Exxon Mobil, meanwhile, served as a major donor to the Republican Attorneys General Association, of which the Oklahoma attorney general served as chairman in 2012 and ‘13 and remains a member.
The company donated $50,000 to the group in April, a month earlier than usual, this year. The firm gave the same amount in May of last year, and $60,000 the same month in 2014, according to data from the nonpartisan Center for Responsive Politics. Exxon Mobil has a long history of donating to Republican organizations, and Pruitt has deep ties to the fossil fuel industry.
However, the extent to which Pruitt led the charge to defend the company against investigations by other state attorneys general appears set to become a flashpoint for opponents during his Senate confirmation hearings next year.
The history of contributions “only feeds the narrative that this is a rigged Cabinet out only for their personal bottom lines,” an aide to a Democratic senator, who requested anonymity because he was not authorized to talk to the press, told The Huffington Post on Thursday. “This is exactly the type of thing Democrats intend to hammer AG Pruitt on throughout the confirmation process.”
Neither Exxon Mobil nor the Trump transition team responded to requests for comment on Thursday.
Three weeks after Exxon Mobil made its most recent donation, Pruitt and RAGA’s current chairman, Alabama Attorney General Luther Strange, co-authored an op-ed criticizing a group of state attorneys general that pledged to crack down on climate fraud last March. In the piece, the two accuse the attorneys general of targeting oil and gas companies to quash legitimate debate about climate science.
The argument echoes Exxon Mobil’s own statements a month earlier, when the firm said attempts to subpoena its internal documents on climate change were politically motivated and amounted to violations of its free speech.

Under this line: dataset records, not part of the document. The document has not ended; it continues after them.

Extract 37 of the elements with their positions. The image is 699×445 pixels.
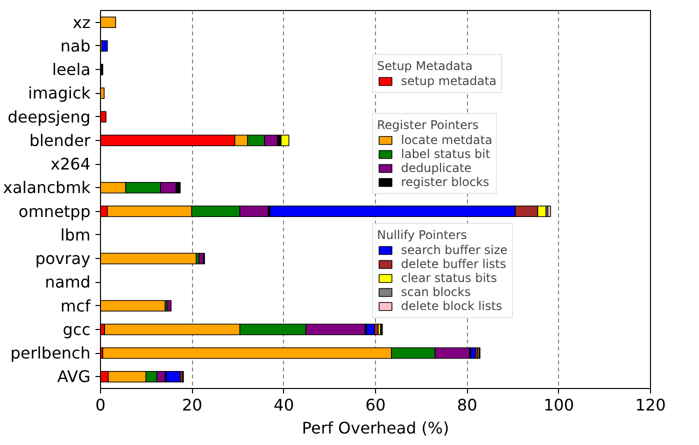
y-tick-label: AVG (57, 367, 90, 386)
x-axis-title: Perf Overhead (%) (302, 418, 450, 438)
x-tick-label: 20 (182, 396, 202, 414)
y-tick-label: perlbench (10, 344, 91, 363)
annotation: Nullify Pointers (377, 228, 468, 242)
legend-label: deduplicate (401, 161, 472, 175)
x-tick-label: 120 (635, 396, 666, 414)
y-tick-label: nab (60, 36, 91, 56)
annotation: Register Pointers (377, 118, 480, 132)
y-tick-label: gcc (62, 320, 90, 339)
legend-label: locate metdata (401, 133, 492, 147)
y-tick-label: blender (29, 130, 91, 150)
y-tick-label: imagick (28, 84, 92, 103)
y-tick-label: omnetpp (18, 202, 91, 221)
y-tick-label: deepsjeng (8, 107, 90, 126)
legend-label: delete buffer lists (401, 257, 506, 271)
legend-label: register blocks (401, 175, 490, 189)
y-tick-label: x264 (50, 154, 91, 174)
legend-label: search buffer size (401, 243, 508, 257)
x-tick-label: 60 (365, 396, 386, 414)
legend-label: clear status bits (401, 271, 498, 285)
y-tick-label: lbm (60, 225, 90, 244)
legend-label: setup metadata (401, 74, 497, 88)
y-tick-label: povray (35, 249, 90, 268)
x-tick-label: 80 (456, 396, 478, 414)
legend-label: delete block lists (401, 299, 502, 313)
x-tick-label: 0 (95, 396, 106, 414)
y-tick-label: xz (72, 12, 91, 32)
y-tick-label: leela (52, 60, 91, 80)
annotation: Setup Metadata (377, 59, 474, 73)
legend-label: scan blocks (401, 285, 471, 299)
y-tick-label: namd (44, 272, 90, 292)
legend-label: label status bit (401, 147, 490, 161)
y-tick-label: xalancbmk (3, 178, 92, 198)
y-tick-label: mcf (60, 296, 91, 316)
x-tick-label: 40 (274, 396, 294, 414)
x-tick-label: 100 (544, 396, 574, 414)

Exxon Mobil became the target of probes by the attorneys general of Massachusetts and New York five months after InsideClimate News and the Los Angeles Times published blockbuster reports revealing that the company’s scientists internally recognized the risks of climate change while publicly claiming the opposite.
It’s not the first time Pruitt has parroted fossil fuel companies. Lawyers for Devon Energy, one of Oklahoma’s biggest oil and gas firms, once authored a letter Pruitt sent under his own name to the EPA criticizing estimates on emissions from natural gas drilling sites, The New York Times reported in 2014.
The Times published 84 pages of correspondence between Pruitt and Devon, which it described as evidence of an “unprecedented, secretive alliance that Mr. Pruitt and other Republican attorneys general have formed with some of the nation’s top energy producers to push back against the Obama regulatory agenda.”
Exxon Mobil, already a titanic political force through its extensive lobbying, seems set to become more influential under the incoming administration. Trump nominated company CEO Rex Tillerson for secretary of state, and the Cabinet is otherwise stacked with fossil fuel executives and climate science deniers.
If Pruitt’s nomination is confirmed, the referee overseeing the fossil fuel industry’s biggest player may be more like a cheerleader.